Thermal plants like Munyati Thermal Station were built between 1946 and 1957, and are now facing constant breakdowns due to a deteriorated life span.

Ziyambi also claimed that President Emmerson Mnangagwa’s government was industrialising the country, hence more demand for power.

“New industries are coming up and the demand for power has increased and so the demand for power has increased. The power we are now spending in 2022 is far much more than what we used to spend in 2018 as several companies are now operational.”

Members of Parliament feel that Energy minister Zhemu Soda has since July been evasive and has not adequately addressed the issue of the country’s electricity crisis.

Opposition MPs said that former Energy minister, Fortune Chasi must be reinstated.

Meanwhile, ordinary Zimbabweans, especially those living in high-density suburbs have been severely affected by the power cuts as they have not alternative energy sources.

A report by the Zimbabwe Coalition on Debt and Development (Zimcodd) states that some households in high-density suburbs go for up to 15 hours without electricity.

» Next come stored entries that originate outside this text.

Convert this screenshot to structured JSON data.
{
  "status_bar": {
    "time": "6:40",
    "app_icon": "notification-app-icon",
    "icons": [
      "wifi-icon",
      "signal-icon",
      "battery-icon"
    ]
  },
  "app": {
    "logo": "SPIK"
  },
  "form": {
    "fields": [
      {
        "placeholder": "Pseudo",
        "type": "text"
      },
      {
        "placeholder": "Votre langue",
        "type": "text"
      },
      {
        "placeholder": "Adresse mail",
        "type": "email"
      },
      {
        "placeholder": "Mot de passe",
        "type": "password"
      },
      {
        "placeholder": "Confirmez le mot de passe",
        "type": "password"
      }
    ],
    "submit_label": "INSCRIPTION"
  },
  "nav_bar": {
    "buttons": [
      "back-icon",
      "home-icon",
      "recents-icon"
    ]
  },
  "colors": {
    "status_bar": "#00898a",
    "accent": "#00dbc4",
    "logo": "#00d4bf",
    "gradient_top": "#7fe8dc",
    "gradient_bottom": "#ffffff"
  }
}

Zimcodd said the electricity outages are taking a toll on poor families that cannot afford other sources of energy like liquefied petroleum gas and solar energy, which are accessed in foreign currency.

“A majority of Zimbabweans earn their salaries in local currency — a currency that has lost 80% value against the United States dollar and has caused an uphill growth in prices.

“Official statistics show price inflation mounting by 285% (year on year) in August 2022, with monthly inflation continuing to hover in the double-digit territory. This is also affecting the citizens that already have an over-stretched budget as the power outages are now creeping into national output growth, hence leading to an unfavourable cost of doing business,” the Zimcodd report read. The organisation urged authorities to utilise the nation’s electricity production potential to reach self-sufficiency and to attain a diversified energy mix.

Despite the excessive power outages, Zesa tarrifs have risen 87,5%, with 50 units increased from $8, 02 to $15 per unit, while 51 to 100 units now cost $30 from $16,08 per unit.